A NEW Netflix documentary lets streamers go inside Fidel Castro’s revolution in Cuba over a 45-year-period, and reveals how absolute Socialism failed the South American state.
Castro, who died in 2016 was used and financed by the USSR’s closet state to the Capitalist United States between 1961-1990 and was the scene of the infamous “Bay of Pigs” invasion that caused a nuclear crisis for President John F. Kennedy, and Netflix’s documentary series goes behind enemy lines.

It follows the early years Cuba was a communist success story, but as time went on and the Berlin Wall fell, filmmaker Jon Alpert’s documentary reveals the economic crisis faced by Cuba, how socialism seemed like the solution, but ultimately failed and how capitalist free market enterprise saved the former socialist state.
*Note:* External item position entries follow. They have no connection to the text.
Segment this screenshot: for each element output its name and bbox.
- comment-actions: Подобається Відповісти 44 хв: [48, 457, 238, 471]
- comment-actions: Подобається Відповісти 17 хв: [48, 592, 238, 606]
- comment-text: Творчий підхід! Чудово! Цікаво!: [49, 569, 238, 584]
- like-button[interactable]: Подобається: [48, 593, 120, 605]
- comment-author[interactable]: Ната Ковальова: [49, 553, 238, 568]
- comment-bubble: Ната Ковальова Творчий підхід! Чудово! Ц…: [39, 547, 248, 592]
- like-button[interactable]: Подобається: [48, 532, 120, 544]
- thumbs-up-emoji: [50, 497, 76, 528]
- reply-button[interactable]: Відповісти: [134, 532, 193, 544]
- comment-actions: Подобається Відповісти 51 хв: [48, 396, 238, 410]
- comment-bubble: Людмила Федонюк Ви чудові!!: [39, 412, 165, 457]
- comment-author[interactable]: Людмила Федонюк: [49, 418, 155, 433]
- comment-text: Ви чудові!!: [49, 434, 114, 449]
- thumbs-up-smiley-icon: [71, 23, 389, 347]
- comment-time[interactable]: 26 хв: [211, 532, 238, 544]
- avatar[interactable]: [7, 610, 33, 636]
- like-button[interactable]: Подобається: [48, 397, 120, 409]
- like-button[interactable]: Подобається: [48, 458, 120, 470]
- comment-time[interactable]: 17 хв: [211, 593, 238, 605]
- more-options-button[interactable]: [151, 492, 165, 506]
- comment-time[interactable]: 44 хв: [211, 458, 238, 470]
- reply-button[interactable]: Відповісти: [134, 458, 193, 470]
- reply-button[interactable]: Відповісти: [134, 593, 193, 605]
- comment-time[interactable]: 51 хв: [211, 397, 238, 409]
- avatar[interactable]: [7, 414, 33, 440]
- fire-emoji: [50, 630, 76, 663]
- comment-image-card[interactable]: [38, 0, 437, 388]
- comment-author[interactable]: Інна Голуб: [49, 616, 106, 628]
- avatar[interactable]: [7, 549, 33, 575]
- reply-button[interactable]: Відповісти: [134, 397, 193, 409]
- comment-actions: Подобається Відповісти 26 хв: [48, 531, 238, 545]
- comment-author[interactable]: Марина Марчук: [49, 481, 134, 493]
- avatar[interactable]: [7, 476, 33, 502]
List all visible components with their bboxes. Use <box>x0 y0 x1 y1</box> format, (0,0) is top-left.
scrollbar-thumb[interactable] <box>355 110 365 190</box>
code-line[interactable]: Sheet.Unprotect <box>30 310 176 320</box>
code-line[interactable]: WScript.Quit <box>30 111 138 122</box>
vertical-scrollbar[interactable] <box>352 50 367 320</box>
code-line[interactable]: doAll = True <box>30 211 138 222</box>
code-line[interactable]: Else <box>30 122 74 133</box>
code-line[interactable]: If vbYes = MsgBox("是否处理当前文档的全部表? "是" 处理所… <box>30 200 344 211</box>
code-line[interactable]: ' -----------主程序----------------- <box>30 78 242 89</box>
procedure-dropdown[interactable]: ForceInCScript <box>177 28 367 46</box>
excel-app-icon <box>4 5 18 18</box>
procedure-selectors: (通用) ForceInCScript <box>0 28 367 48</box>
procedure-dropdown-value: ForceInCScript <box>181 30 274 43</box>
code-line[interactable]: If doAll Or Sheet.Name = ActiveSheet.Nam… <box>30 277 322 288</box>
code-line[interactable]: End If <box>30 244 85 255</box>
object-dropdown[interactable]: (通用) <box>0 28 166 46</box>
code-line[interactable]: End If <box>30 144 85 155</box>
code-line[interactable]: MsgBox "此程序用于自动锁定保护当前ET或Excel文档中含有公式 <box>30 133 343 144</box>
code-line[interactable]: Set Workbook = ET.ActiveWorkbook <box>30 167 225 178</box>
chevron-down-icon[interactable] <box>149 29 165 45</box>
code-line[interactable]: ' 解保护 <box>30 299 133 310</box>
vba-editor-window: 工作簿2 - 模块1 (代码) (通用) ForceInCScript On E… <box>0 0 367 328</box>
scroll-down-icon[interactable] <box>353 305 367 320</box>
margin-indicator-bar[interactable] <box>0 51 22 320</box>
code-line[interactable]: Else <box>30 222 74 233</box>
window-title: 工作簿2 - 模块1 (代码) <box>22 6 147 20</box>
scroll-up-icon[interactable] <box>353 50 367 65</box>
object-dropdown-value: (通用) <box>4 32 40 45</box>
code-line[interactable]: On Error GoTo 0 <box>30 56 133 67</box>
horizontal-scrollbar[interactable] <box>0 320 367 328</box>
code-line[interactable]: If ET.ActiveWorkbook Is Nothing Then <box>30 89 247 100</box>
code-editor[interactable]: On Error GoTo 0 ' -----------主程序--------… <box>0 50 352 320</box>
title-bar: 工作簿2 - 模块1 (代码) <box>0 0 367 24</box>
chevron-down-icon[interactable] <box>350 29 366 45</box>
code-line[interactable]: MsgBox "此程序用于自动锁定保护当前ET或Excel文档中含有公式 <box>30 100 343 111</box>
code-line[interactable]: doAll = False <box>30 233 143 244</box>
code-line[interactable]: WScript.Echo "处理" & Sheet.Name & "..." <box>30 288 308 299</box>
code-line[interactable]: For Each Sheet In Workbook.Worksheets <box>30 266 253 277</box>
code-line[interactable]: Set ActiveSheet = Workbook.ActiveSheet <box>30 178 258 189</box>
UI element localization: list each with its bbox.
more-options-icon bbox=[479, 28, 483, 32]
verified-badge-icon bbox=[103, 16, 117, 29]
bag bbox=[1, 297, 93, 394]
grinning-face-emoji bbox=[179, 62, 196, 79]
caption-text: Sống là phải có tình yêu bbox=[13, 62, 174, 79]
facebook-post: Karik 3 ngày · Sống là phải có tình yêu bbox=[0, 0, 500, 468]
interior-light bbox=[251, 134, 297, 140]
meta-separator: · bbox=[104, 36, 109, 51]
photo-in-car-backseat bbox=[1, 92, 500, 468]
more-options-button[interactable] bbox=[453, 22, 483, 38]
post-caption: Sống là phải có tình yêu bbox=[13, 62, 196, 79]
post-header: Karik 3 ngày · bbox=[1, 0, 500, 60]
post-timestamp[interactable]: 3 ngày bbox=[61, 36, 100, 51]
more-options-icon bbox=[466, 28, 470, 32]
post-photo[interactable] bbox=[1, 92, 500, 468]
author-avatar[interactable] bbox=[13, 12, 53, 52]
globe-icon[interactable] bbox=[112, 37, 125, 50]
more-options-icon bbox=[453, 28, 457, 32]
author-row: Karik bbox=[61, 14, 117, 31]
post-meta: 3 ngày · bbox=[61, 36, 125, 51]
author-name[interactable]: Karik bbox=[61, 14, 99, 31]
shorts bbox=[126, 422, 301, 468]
From food and medicine and shortages to capitalist enterprise, the documentary is an unbiased take on Cuba’s history and even see’s the documentary maker meet the Cuban leader during a trip to New York in the seventies, where he addresses the United Nations.

Jon Alpert began a chronicle of Fidel Castro’s Cuba in 1972, bringing along a small crew and a portable camera and follows three Cuban families living under Castro.

Alpert was there for Cuba’s socialism of the early ‘70s, and for the 1980 Mariel Bay boatlift, when over 100,000 Cubans fled the island, accompanied by inmates released from prisons and insane asylums.
He returned to cover the hardships of the 1990s and the “Special Period” after the fall of the Soviet Union when Cuba literally went dark, documenting how these families and the Cuban leader dealt with the serious challenges gripping their country.
Cuba and the Cameraman is available to stream on Netflix in the UK and US.